The new report this week suggesting that organic foods aren’t any more nutritious than those grown using conventional methods must have sent a chill down the spine of many a grower and seller of organic edibles.
And the contentious topic, at this harvest time of year, is a great hook for business writers who want to profile the organics industry in their state or region. Agriculture in general is a hot topic these days, between the drought and the pending Agriculture Reform, Food and and Jobs Act of 2012, commonly known as the federal farm bill. (More on that in an upcoming post.) And a story or package limited to the organics niche is a manageable way to start exploring your market’s food-production sector.
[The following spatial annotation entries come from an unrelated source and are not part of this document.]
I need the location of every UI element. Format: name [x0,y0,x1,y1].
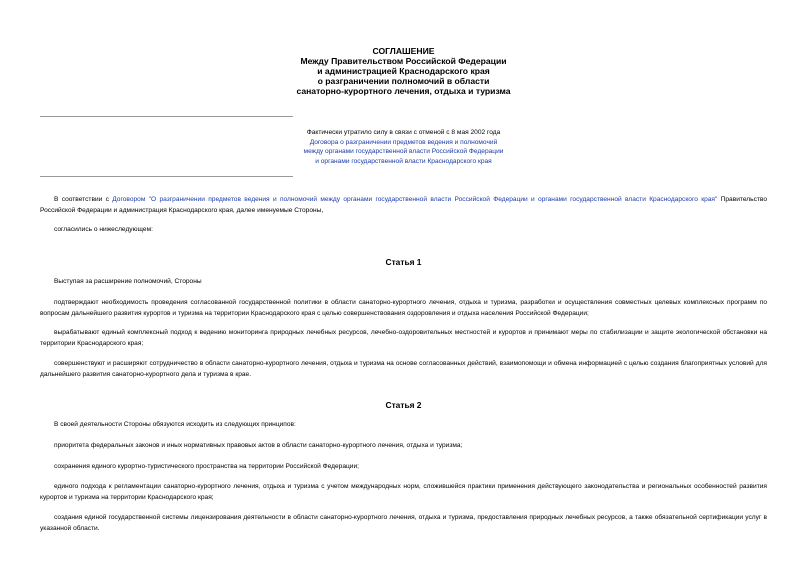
treaty-link-line[interactable]: Договора о разграничении предметов ведения и полномочий [309,138,498,146]
divider-bottom [40,176,293,177]
article-paragraph: единого подхода к регламентации санаторно-курортного лечения, отдыха и туризма с учетом международных норм, сложившейся практики применения действующего законодательства и региональных особенностей развития курортов и туризма на территории Краснодарского края; [40,483,767,501]
article-paragraph: подтверждают необходимость проведения согласованной государственной политики в области санаторно-курортного лечения, отдыха и туризма, разработки и осуществления совместных целевых комплексных программ по вопросам дальнейшего развития курортов и туризма на территории Краснодарского края с целью совершенствования оздоровления и отдыха населения Российской Федерации; [40,299,767,317]
article-paragraph: совершенствуют и расширяют сотрудничество в области санаторно-курортного лечения, отдыха и туризма на основе согласованных действий, взаимопомощи и обмена информацией с целью создания благоприятных условий для дальнейшего развития санаторно-курортного дела и туризма в крае. [40,360,767,378]
preamble-text: В соответствии с [54,196,113,203]
document-title [40,46,767,96]
status-notice [40,128,767,166]
agreed-paragraph: согласились о нижеследующем: [54,226,153,233]
treaty-link[interactable]: Договором "О разграничении предметов ведения и полномочий между органами государственной власти Российской Федерации и органами государственной власти Краснодарского края" [112,196,718,203]
article-paragraph: создания единой государственной системы лицензирования деятельности в области санаторно-курортного лечения, отдыха и туризма, предоставления природных лечебных ресурсов, а также обязательной сертификации услуг в указанной области. [40,514,767,532]
treaty-link-line[interactable]: и органами государственной власти Краснодарского края [315,157,492,165]
preamble-text: Правительство Российской Федерации и администрация Краснодарского края, далее именуемые Стороны, [40,196,767,214]
title-line: о разграничении полномочий в области [317,76,490,86]
article-heading: Статья 1 [385,257,422,267]
article-heading: Статья 2 [385,400,422,410]
article-paragraph: вырабатывают единый комплексный подход к ведению мониторинга природных лечебных ресурсов, лечебно-оздоровительных местностей и курортов и принимают меры по стабилизации и защите экологической обстановки на территории Краснодарского края; [40,329,767,347]
article-paragraph: приоритета федеральных законов и иных нормативных правовых актов в области санаторно-курортного лечения, отдыха и туризма; [54,442,463,449]
article-paragraph: В своей деятельности Стороны обязуются исходить из следующих принципов: [54,421,296,428]
title-line: санаторно-курортного лечения, отдыха и туризма [296,86,511,96]
article-paragraph: сохранения единого курортно-туристического пространства на территории Российской Федерации; [54,463,359,470]
notice-text: Фактически утратило силу в связи с отменой с 8 мая 2002 года [306,129,501,136]
treaty-link-line[interactable]: между органами государственной власти Российской Федерации [303,148,504,155]
title-line: СОГЛАШЕНИЕ [372,46,435,56]
title-line: Между Правительством Российской Федерации [300,56,507,66]
divider-top [40,116,293,117]
preamble-paragraph [40,195,767,216]
article-paragraph: Выступая за расширение полномочий, Стороны [54,278,202,285]
title-line: и администрацией Краснодарского края [317,66,490,76]
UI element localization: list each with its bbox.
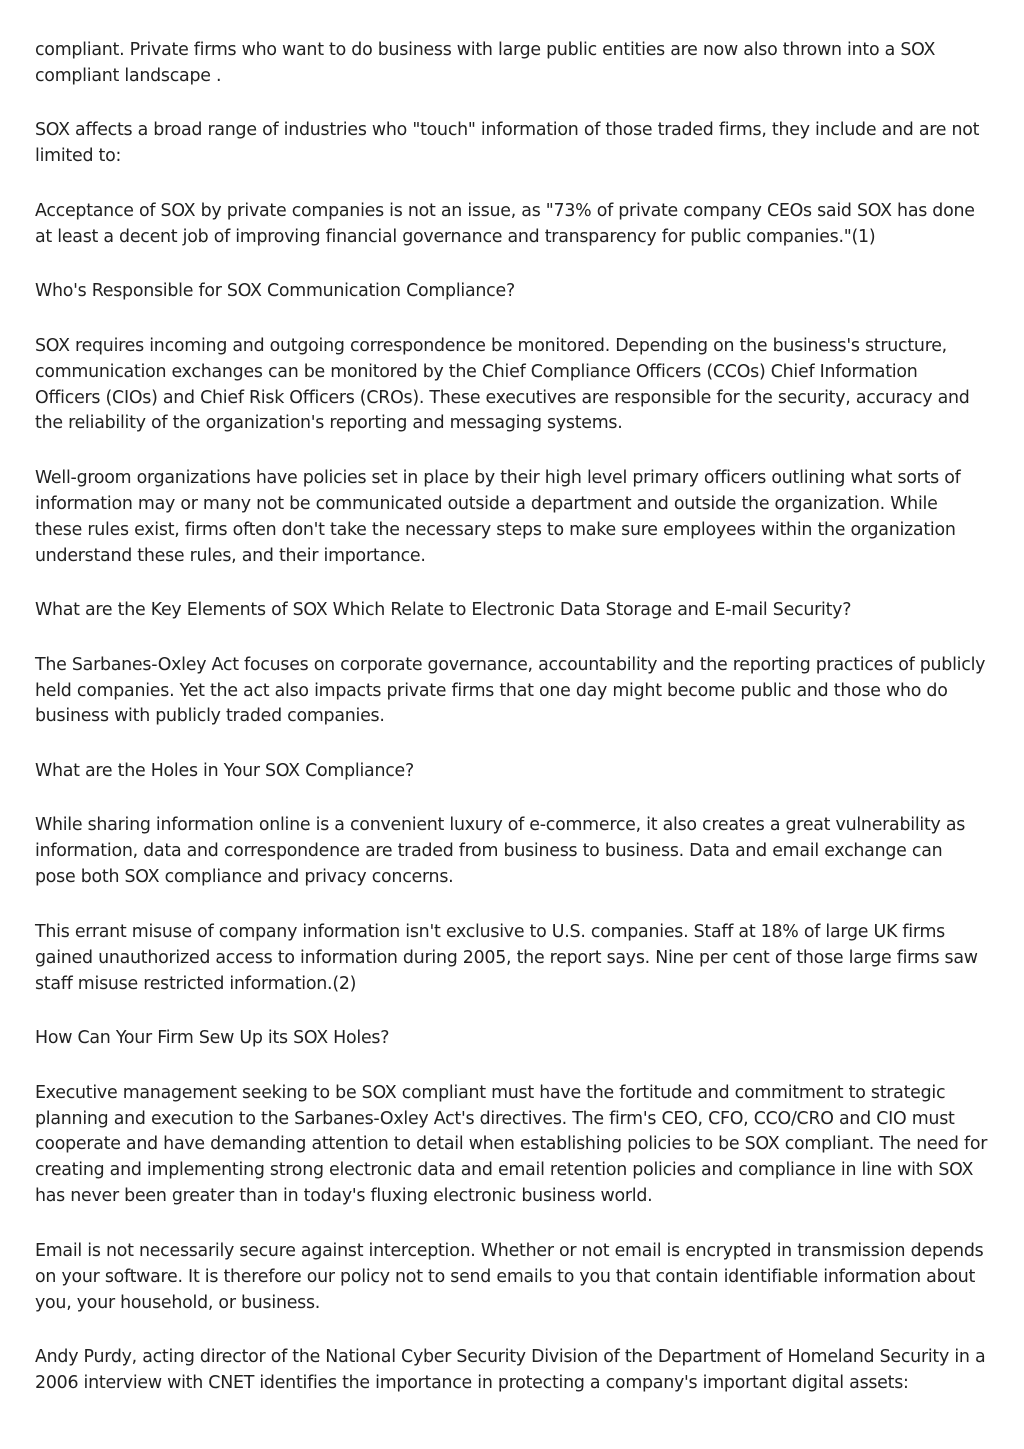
- paragraph-executive-management: Executive management seeking to be SOX compliant must have the fortitude and commitment to strategic planning and execution to the Sarbanes-Oxley Act's directives. The firm's CEO, CFO, CCO/CRO and CIO must cooperate and have demanding attention to detail when establishing policies to be SOX compliant. The need for creating and implementing strong electronic data and email retention policies and compliance in line with SOX has never been greater than in today's fluxing electronic business world.: [35, 1082, 988, 1207]
- paragraph-well-groom-organizations: Well-groom organizations have policies set in place by their high level primary officers outlining what sorts of information may or many not be communicated outside a department and outside the organization. While these rules exist, firms often don't take the necessary steps to make sure employees within the organization understand these rules, and their importance.: [35, 467, 961, 566]
- paragraph-andy-purdy: Andy Purdy, acting director of the National Cyber Security Division of the Department of Homeland Security in a 2006 interview with CNET identifies the importance in protecting a company's important digital assets:: [35, 1347, 986, 1393]
- heading-sew-up-sox-holes: How Can Your Firm Sew Up its SOX Holes?: [35, 1028, 390, 1049]
- paragraph-industries-affected: SOX affects a broad range of industries who "touch" information of those traded firms, they include and are not limited to:: [35, 120, 980, 167]
- paragraph-email-security: Email is not necessarily secure against interception. Whether or not email is encrypted in transmission depends on your software. It is therefore our policy not to send emails to you that contain identifiable information about you, your household, or business.: [35, 1240, 984, 1313]
- heading-key-elements: What are the Key Elements of SOX Which Relate to Electronic Data Storage and E-mail Security?: [35, 600, 852, 621]
- paragraph-errant-misuse: This errant misuse of company information isn't exclusive to U.S. companies. Staff at 18% of large UK firms gained unauthorized access to information during 2005, the report says. Nine per cent of those large firms saw staff misuse restricted information.(2): [35, 921, 978, 994]
- paragraph-monitoring-correspondence: SOX requires incoming and outgoing correspondence be monitored. Depending on the business's structure, communication exchanges can be monitored by the Chief Compliance Officers (CCOs) Chief Information Officers (CIOs) and Chief Risk Officers (CROs). These executives are responsible for the security, accuracy and the reliability of the organization's reporting and messaging systems.: [35, 335, 970, 434]
- heading-who-is-responsible: Who's Responsible for SOX Communication Compliance?: [35, 281, 515, 302]
- paragraph-sarbanes-oxley-act: The Sarbanes-Oxley Act focuses on corporate governance, accountability and the reporting practices of publicly held companies. Yet the act also impacts private firms that one day might become public and those who do business with publicly traded companies.: [35, 654, 986, 727]
- paragraph-acceptance-of-sox: Acceptance of SOX by private companies is not an issue, as "73% of private company CEOs said SOX has done at least a decent job of improving financial governance and transparency for public companies."(1): [35, 200, 975, 247]
- heading-holes-in-compliance: What are the Holes in Your SOX Compliance?: [35, 760, 414, 781]
- paragraph-sharing-information-online: While sharing information online is a convenient luxury of e-commerce, it also creates a great vulnerability as information, data and correspondence are traded from business to business. Data and email exchange can pose both SOX compliance and privacy concerns.: [35, 815, 966, 888]
- paragraph-sox-compliant-landscape: compliant. Private firms who want to do business with large public entities are now also thrown into a SOX compliant landscape .: [35, 40, 936, 86]
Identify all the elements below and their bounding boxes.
While organic goods account for only about 3 percent of U.S. food sales, the market is growing by double digits, according to the U.S. Department of Agriculture’s Economic Research Service (ERS). The ERS Organic Agriculture portal offers a plethora of information on topics ranging from production and processing to pricing and trade. There’s also a section on procurement; who knew that to meet national organic standards, food has to pass through “certified organic handlers.” That’s an interesting sub-specialty to explore.
The National Organic Standards Board page on the USDA site will help you decipher the industry’s terms and conditions. And here’s its list of certified operations(the list is more than 1,400 pages long) helpfully sorted by state.
And this chart from Michigan State University is quite enlightening, it shows industry consolidation in recent years and how jumbo food companies like ConAgra and Sara Lee have snapped up brands with organic cachet. Readers would probably appreciate knowing the global food processing giants behind those kitschy-looking little organic labels on their local supermarket shelves; you could browse several stores, pick up some of the most popular organic items and produce a graphic showing their origin and ownership. I noticed the other day, for example, that the giant Vlasic pickle brand is offering a Farmer’s Garden variety that comes in a canning-type jar with a label that looks one step up from hand-written. (I don’t mean they are claiming to be organic, but clearly the marketing is aimed toward people interested in fresh and whole foods.)
The National Association of State Organic Programs website seems a bit moribund (it’s touting a 2009 conference) but offers a state-by-state listing of organics-promotion offices that might be a useful lead.
Think about related industries like retail — from the obvious, like farm markets and Whole Foods to little organics sections in mainstream grocery stores and even independent or regional health food chains. You could focus on something other than fruits and vegetables, like wine, meat or dairy products, or the sale of preservation supplies like canning equipment and dehydrators.
Organic marketing seems to be quite the niche; Google that term and a regional or geographic keyword to find practitioners in your area. Non-food organics are worth a look, too, from textiles to cosmetics. Organic pet food abounds, from national brands like Newman’s Own to local cottage industries; I spotted an all-green pet store recently, too. And of course, there is no shortage of organic apps.